Coronaviruses are a large family of viruses that can cause disease in both animals and humans. In humans, several coronaviruses are known to cause respiratory infections that can range from the common cold to more serious diseases such as Middle Eastern Respiratory Syndrome (MERS) and Severe Acute Respiratory Syndrome (SARS). The most recently discovered coronavirus causes Covid-19 coronavirus disease.
What is COVID-19?
COVID-19 is the most recently discovered infectious disease caused by the coronavirus. Both this new virus and the disease it causes were unknown before the outbreak in Wuhan, China, in December 2019. COVID-19 is now a pandemic affecting many countries around the world.
Can I catch COVID 19 from my pet?
Several dogs and cats (domestic cats and a tiger) in contact with infected humans have tested positive for COVID-19. In addition, ferrets appear to be susceptible to infection. Under experimental conditions, both cats and ferrets were able to transmit the infection to other animals of the same species, but there is no evidence that these animals can transmit the disease to humans and play a role in the spread of COVID-19. COVID-19 is spread mainly through droplets produced by an infected person when coughing, sneezing, or talking.

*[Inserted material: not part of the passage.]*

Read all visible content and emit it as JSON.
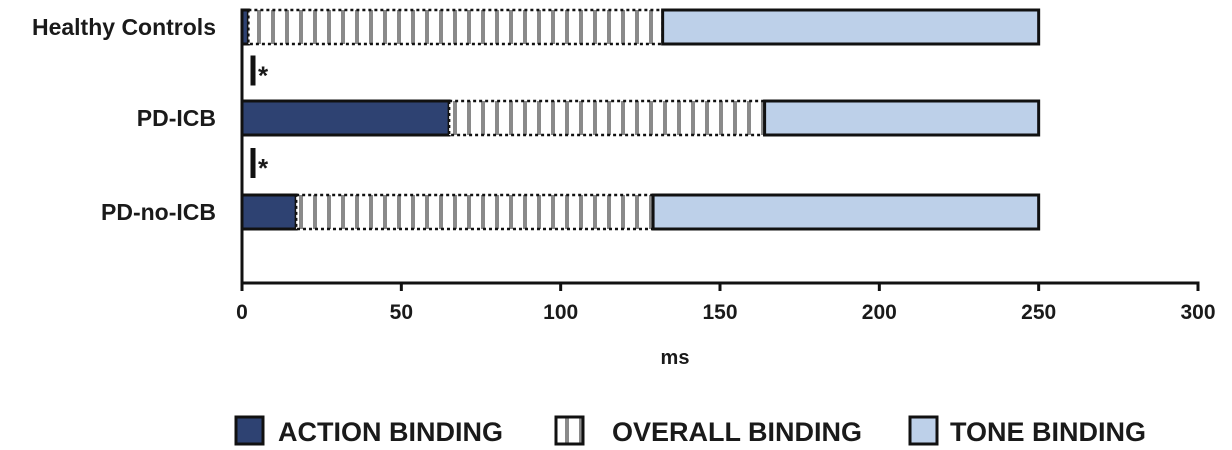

However, it is recommended that those with Covid-19 and people at risk limit contact with their pets and other animals. Basic hygiene measures should always be taken when touching and caring for animals. This includes washing hands after touching animals, their food, or objects, as well as avoiding kissing, licking, or sharing food.
So, what should pet owners do?
If your pet lives with you indoors and has not contacted anyone who has tested positive for COVID 19, it is safe to pet and interact with your pet. If you have tested positive for COVID 19, it is not safe to interact with your pet to protect them from exposure to the virus .
Information obtained from the World Health Organization.